Today, there is less need of a printed telephone directory: you can go to the internet, put in the name of a person or business and get the number. 

If we didn’t have a telephone book or didn’t have one for the area in which we needed a number, we’d dial the operator and talk to a person who worked for the telephone company and ask them for the number.  It was all very personal, and these operators were very pleasant and helpful.  Later this service became automated, and we talked to recordings, and later the telephone companies started charging for the service.

The yellow pages were helpful.  If you needed a lumber yard, or an exterminator, or a funeral home, you could go to the yellow pages to find all of the lumber yards, exterminators, or funeral homes in one section of the book.  Of course this is still true, but at least equally easy is going to the internet to do a search for the type of business in your area you seek.

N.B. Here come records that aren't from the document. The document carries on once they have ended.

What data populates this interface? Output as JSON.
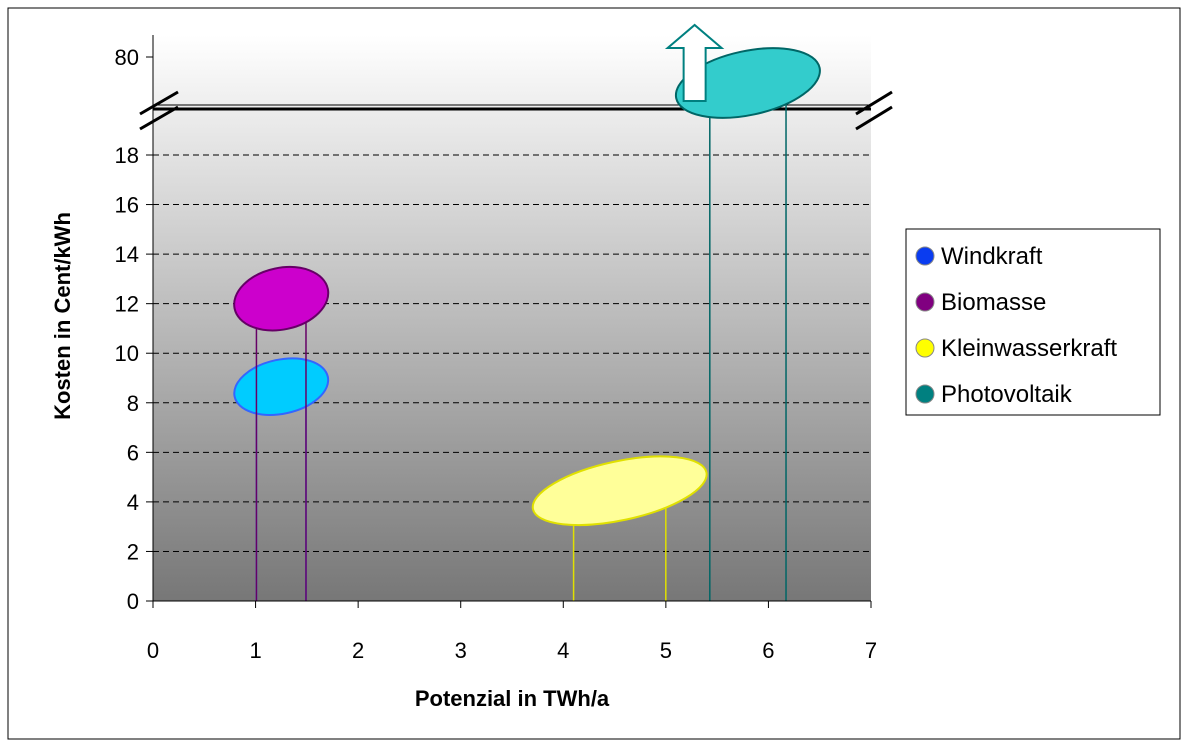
{
  "chart_data": {
    "type": "scatter",
    "title": "",
    "xlabel": "Potenzial in TWh/a",
    "ylabel": "Kosten in Cent/kWh",
    "xlim": [
      0,
      7
    ],
    "ylim": [
      0,
      20
    ],
    "x_ticks": [
      "0",
      "1",
      "2",
      "3",
      "4",
      "5",
      "6",
      "7"
    ],
    "y_ticks": [
      "0",
      "2",
      "4",
      "6",
      "8",
      "10",
      "12",
      "14",
      "16",
      "18"
    ],
    "y_break_label": "80",
    "grid": "horizontal dashed",
    "legend_position": "right",
    "series": [
      {
        "name": "Windkraft",
        "color": "#0a3cf0",
        "fill": "#00ccff",
        "stroke": "#3366ff",
        "x_range": [
          1.0,
          1.5
        ],
        "y_range": [
          7.8,
          9.5
        ],
        "line_to": 8.3
      },
      {
        "name": "Biomasse",
        "color": "#800080",
        "fill": "#cc00cc",
        "stroke": "#660066",
        "x_range": [
          1.0,
          1.5
        ],
        "y_range": [
          11.2,
          13.2
        ],
        "line_to": 12.2
      },
      {
        "name": "Kleinwasserkraft",
        "color": "#ffff00",
        "fill": "#ffff99",
        "stroke": "#e0e000",
        "x_range": [
          3.9,
          5.2
        ],
        "y_range": [
          3.5,
          5.4
        ],
        "line_to": 4.2
      },
      {
        "name": "Photovoltaik",
        "color": "#008080",
        "fill": "#33cccc",
        "stroke": "#006666",
        "x_range": [
          5.3,
          6.3
        ],
        "y_range": [
          60,
          80
        ],
        "line_to": 70,
        "note": "above 80, arrow up"
      }
    ]
  }
}
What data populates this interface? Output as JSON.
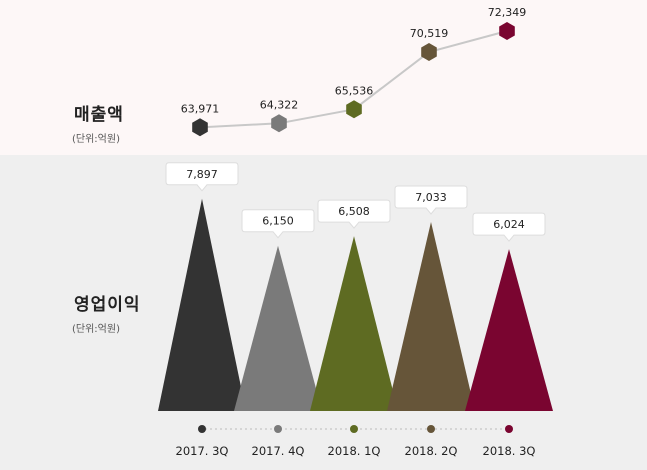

I suppose somewhere in the country, there are still party lines: party lines, for you younger folks, mostly existed in rural areas.  This meant two or more homes shared the same line and the phones would ring in several homes when any one of them received a call.  The trick was recognizing your own personalized ring--two shorts, two longs, etc.  The system worked fine except for one flaw: a nosy neighbor could listen in to your personal phone calls.

I guess the first telephone number was “1.”  Then it expanded to a greater and greater number until it reached seven digits.  Then area codes were added.  With the increase in the number of telephones, often area codes are divided giving folks a new number to remember.

Before there was the advent of cell phones, there was a need for public telephone booths.  You could call anywhere you wanted from one of these booths if you had enough change to satisfy the telephone company.  Today, you would be hard pressed to locate a pay phone.  Apparently, telephone books were pretty valuable items because one could seldom find a phone booth that still had its telephone book attached to the chain.

I never got into cell phone usage.  We, Linda and I, purchased one for Linda years ago because we felt that she needed it when she traveled.  She’s never used it much, and I’ve only used it a couple of times when she made me take it with me.

We do have a double set of wireless phones in our home, but next to my easy chair I have a 1940’s General Electric phone.  I bought it on Ebay and have used it for about 20 years.  It works like a charm.  However, I will admit that it’s a little on the heavy side, but I don’t care to talk on the telephone much anyway.  Oh, yeah, the only other drawback occurs when I make a call and the recording asks me to hit the pound key--not going to happen.

Unlike Navin, I don’t still get excited by the delivery of the new phone book.  I guess I’ve become as jaded as Mr. Hartounian.